Here are some other soothing methods :-
Wear your baby, in a wrap or sling, making sure that you are wearing your baby safely. Having baby close to you, and with their head against your chest and listening to your heart beat is soothing and comforting.
Take your baby for a car ride. The vibrations and motion will help soothe baby. Ensure your baby is in a rear facing car seat.
Rocking your baby in glider or rocking chair whilst holding them close to you is comforting. As is using a swing or baby bouncer that is age appropriate for your baby. Ensure you use the safety harness when placing your baby in a swing/bouncer.
Using white noise- either from a white noise machine, a vacuum cleaner, fan, extractor fan in the kitchen or hairdryer. These noises are soothing to baby as it mimics some of the noises that they constantly heard whilst in the uterus.
Sing to your baby, babies love being sung too, using a higher pitch also tends to comfort them.
Give baby a warm soothing bath. This will help calm them.
Breastfeed your baby if you are breastfeeding. The sucking will help release a hormone called cholecystokinin that is both soothing to baby and parent.

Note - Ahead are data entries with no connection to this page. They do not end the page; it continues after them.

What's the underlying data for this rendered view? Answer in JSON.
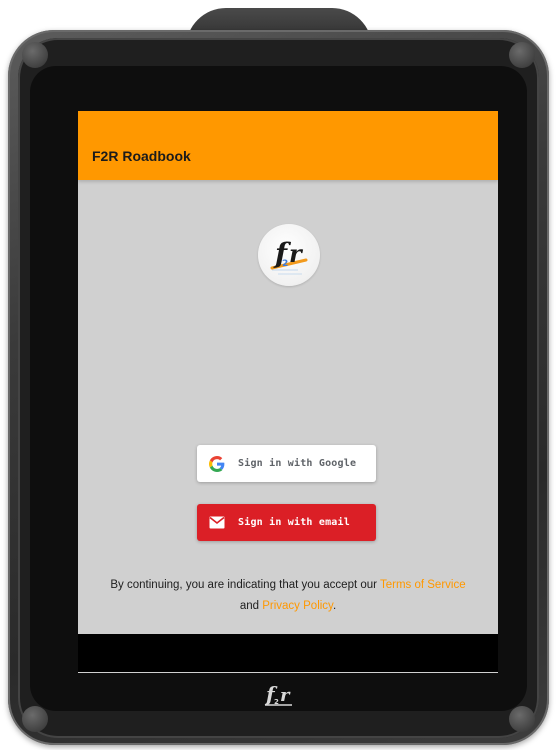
{
  "app_bar": {
    "title": "F2R Roadbook",
    "background_color": "#ff9800"
  },
  "logo": {
    "icon": "f2r-logo-icon"
  },
  "buttons": {
    "google": {
      "label": "Sign in with Google",
      "icon": "google-g-icon"
    },
    "email": {
      "label": "Sign in with email",
      "icon": "mail-icon",
      "background_color": "#db1f26"
    }
  },
  "terms": {
    "prefix": "By continuing, you are indicating that you accept our ",
    "terms_link": "Terms of Service",
    "middle": "and ",
    "privacy_link": "Privacy Policy",
    "suffix": ".",
    "link_color": "#ff9800"
  },
  "device": {
    "bottom_brand_icon": "f2r-brand-icon"
  }
}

Use a pacifier, once again, the sucking will produce the same calming hormone.
Try putting baby skin to skin. Babies love being close to their parents, and skin to skin contact is comforting to them.

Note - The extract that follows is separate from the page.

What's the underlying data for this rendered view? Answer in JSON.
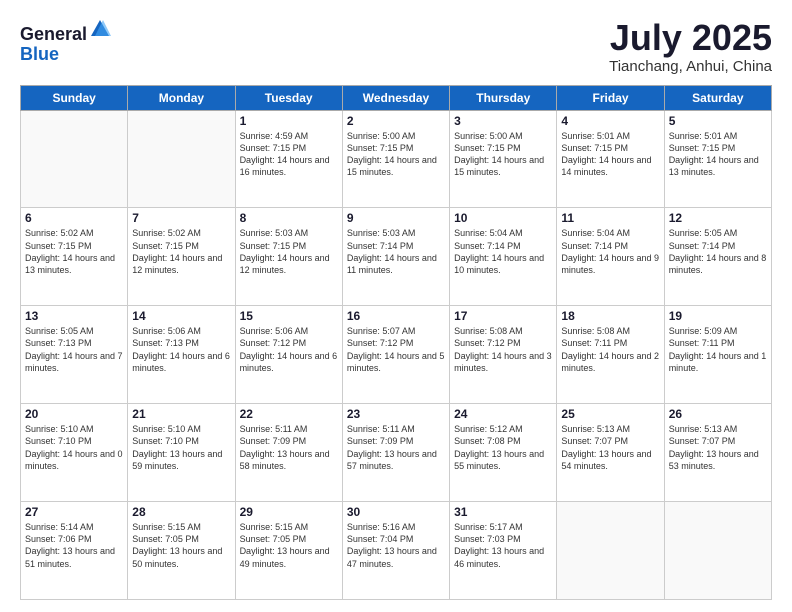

Making eye contact with you baby and talking to them calmly, even when they are fussing will tell your baby that you love them even when they are fussing and crying.
It may take a while for your baby to calm down. You may need to try all the methods mentioned above, to find one that works for your baby. Sometimes you may be unable to soothe your baby, but understanding that this is ok, will help you through these challenging times. Remember that if your baby is otherwise well and growing well, they sometimes fuss or cry inconsolably for no apparent reason. It’s part of their growth and development. It is important to remember that while many of these suggestions will work most of the time, nothing will work all of the time.
If the crying or fussing is getting too much for you, hand baby over to another adult to look after while you have a break. However, if there is no one at hand to help, place baby on a safe surface like their crib or bassinet, ensuring no harm will come to baby if you leave. Go into another room and have a short break and a few deep breaths before returning to baby. Sometimes babies who have been held and jiggled and cajoled in attempts to try to soothe them get a little overstimulated, and putting them down, may miraculously comfort them, and they stop crying.
We often use soothing techniques when babies are already fussing and crying. However, there is research that show that using these soothing measures prior to baby becoming fussy helps prevent the fussiness from happening, or at the very least makes the crying less severe.
This is the second principle of keeping babies calm; soothing can work preventively if the soothing activities are applied when the infant is not crying rather than just in response to crying.
Lastly, remember that colic issues will not last forever. At around 12 weeks, most babies would have have outgrown this phase of development and the inconsolable crying and fussiness comes to an end. Please consult your paediatrician if you are concerned or if your baby is fussing and crying because they are unwell or sick.
This blog is written by a nurse, midwife and postpartum doula.
This blog does not take the place of the advice given by your paediatrician. It only covers colic like problems in infants who are otherwise healthy and are growing well with no prior conditions or concerns.